A côté de ces considérations bien personnelles, ma semaine parisienne est comme toujours bien remplie. Réunions chaque jour, avec Laurent comme avec les chefs de service. A chaque fois, nous consacrons un point de l'ordre du jour aux usines ardéchoises, pour faire connaître aux élus la situation et la façon dont les choses s'organisent et se mettent en place.

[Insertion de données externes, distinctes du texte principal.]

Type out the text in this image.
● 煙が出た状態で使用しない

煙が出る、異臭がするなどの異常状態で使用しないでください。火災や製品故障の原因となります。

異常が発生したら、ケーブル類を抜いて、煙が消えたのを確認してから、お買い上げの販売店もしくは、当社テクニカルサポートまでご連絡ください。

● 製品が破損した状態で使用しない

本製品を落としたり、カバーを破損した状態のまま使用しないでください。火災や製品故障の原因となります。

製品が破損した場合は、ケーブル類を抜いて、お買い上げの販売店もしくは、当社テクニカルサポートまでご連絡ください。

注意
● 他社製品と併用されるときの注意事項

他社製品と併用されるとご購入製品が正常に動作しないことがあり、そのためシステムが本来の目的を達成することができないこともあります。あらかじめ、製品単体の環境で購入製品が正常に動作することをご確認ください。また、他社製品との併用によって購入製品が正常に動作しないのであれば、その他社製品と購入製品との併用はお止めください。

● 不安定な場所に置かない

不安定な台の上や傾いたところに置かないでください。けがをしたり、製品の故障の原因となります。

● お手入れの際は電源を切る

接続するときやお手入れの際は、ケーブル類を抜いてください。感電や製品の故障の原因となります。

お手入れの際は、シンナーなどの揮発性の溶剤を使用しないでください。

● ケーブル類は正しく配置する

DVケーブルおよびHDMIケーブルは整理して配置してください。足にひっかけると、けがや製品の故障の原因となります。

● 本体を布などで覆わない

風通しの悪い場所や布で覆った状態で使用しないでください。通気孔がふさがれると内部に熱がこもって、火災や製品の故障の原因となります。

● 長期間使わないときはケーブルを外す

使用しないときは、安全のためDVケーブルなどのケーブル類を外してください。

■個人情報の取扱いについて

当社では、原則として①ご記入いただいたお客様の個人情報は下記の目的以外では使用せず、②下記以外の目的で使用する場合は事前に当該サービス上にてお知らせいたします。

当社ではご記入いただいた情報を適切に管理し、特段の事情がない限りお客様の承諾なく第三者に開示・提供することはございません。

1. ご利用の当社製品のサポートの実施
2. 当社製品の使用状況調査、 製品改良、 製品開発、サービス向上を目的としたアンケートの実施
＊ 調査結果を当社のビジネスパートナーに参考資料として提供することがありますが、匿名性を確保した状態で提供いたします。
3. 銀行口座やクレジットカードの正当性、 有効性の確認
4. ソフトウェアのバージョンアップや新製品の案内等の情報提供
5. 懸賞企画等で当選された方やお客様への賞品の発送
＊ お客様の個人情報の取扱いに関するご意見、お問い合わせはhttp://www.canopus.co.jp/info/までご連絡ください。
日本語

C'est Laurent qui, ce mois-ci, se rendra à Libourne la semaine prochaine. Comme il me l'avait proposé, j'ai finalement accepté ce système d'alternance. J'avoue qu'en cette nouvelle année, je dois bien donner raison à Alexis : ces derniers mois, j'ai tenu avec la dynamique du projet, du chantier des usines, de la relance de la production. Désormais, je ressens le besoin de me poser. Et suivre la montée en puissance des usines ardéchoises est passionnant.

A chacune de mes visites à Libourne, j'ai toujours trouvé très intéressant de visiter l'atelier, de voir la chaîne en fonctionnement, d'échanger avec les ouvriers. Mais c'était une visite ponctuelle, de quelques heures, une demi-journée tout au plus. A Ucel comme à Labégude, je peux me rendre à l'atelier comme à l'entrepôt chaque jour. Soit parce que j'en ai le temps, l'envie, voire le besoin, soit parce qu'un des responsables ou même un des contremaîtres m'a alertée sur un point précis. Nous pouvons ajuster les décisions et les adaptations de poste au fur et à mesure.

Je trouve cela bien plus intéressant, sur le plan du travail en lui-même, que rester dans mon bureau parisien à échanger avec les chefs de service et à envisager des réunions. Même si ce travail est nécessaire, j'avoue sans honte être bien contente que Laurent ait pris le relais sur ce point-là. Ce qui ne nous empêche pas de rester en contact tous les deux au moins une fois par jour. En général, en milieu de matinée, nous tenons une petite réunion d'une demi-heure maximum tous les deux pour faire le point. Et nous restons bien sûr disponibles l'un pour l'autre en cas de besoin dans la journée.

Au fil des semaines, des mois puis-je même dire désormais, j'apprends à travailler avec les équipes ardéchoises, et eux avec moi. Globalement, l'entente est cordiale et respectueuse. Les ouvriers ont vite compris que je serais à leur écoute, que je tiendrais compte de leurs remarques. A Ucel, la production n'est pas encore optimale, mais presque. Cependant, tout le processus fonctionne bien : livraison des ingrédients et des emballages, approvisionnement en eau. Les premiers produits estampillés "Fabriqué en Ardèche" se vendent bien. Nous n'avons pas noté de baisse des ventes, même un léger intérêt de la part des consommateurs pour les produits "haut de gamme". Nous pouvons donc être optimistes.